Hay períodos de sombras en la literatura argentina. Marcelo Fox es una de ellas. Sin embargo, dentro de su recuerdo borroso sobreviven violencia, misticismo y una seducción por lo tabú que merecen mantenerlo con vida. Lejos de la imagen de dandy intelectual y pulcro de los escritores del comienzo del siglo, él perteneció a una generación donde la extravagancia estaba atada al lumpenaje: así transitó Fox su última aventura, performando una filosofía que lo convertía en un imbécil y en un genio. Murió atropellado por un tren en 1972. Nunca miraba hacia los lados antes de cruzar la calle o las vías: siempre desafiaba a sus amigos que podía atravesar la Avenida 9 de julio de un tirón.
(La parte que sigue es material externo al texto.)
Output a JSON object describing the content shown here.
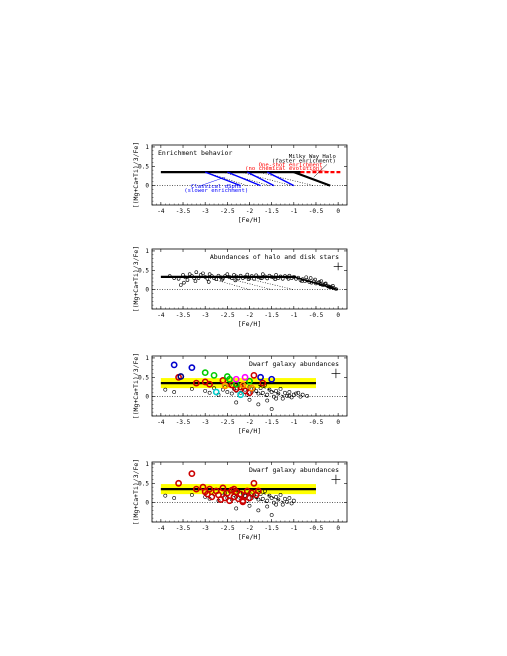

Fallecido hace más de cincuenta años, resta pensar por qué no lo publican los sellos editoriales ahora que su obra está libre de derechos. ¿Nadie se anima a la incorrección de un varón porteño de hace medio siglo? Sus cenizas, sueltas en blogs pixelados o en alguna fotocopia malherida, aún están prendidas. Fox sabía que para conservar la conciencia limpia estaba el resto de la gente; él se encargó de pregonar con ideas con las que empatizamos, pero desde la enajenación vehemente. De pocos autores se puede decir lo mismo. “Llenar nuestro vacío de absoluto”, escribió. Solo la grandeza de un delirante puede motorizar ese optimismo. Solo así es posible que viva un auténtico beatnik.
Vida, obra y milagros de Marcelo Fox de Matías Raia y Agustín Conde de Boeck está disponible en librerías.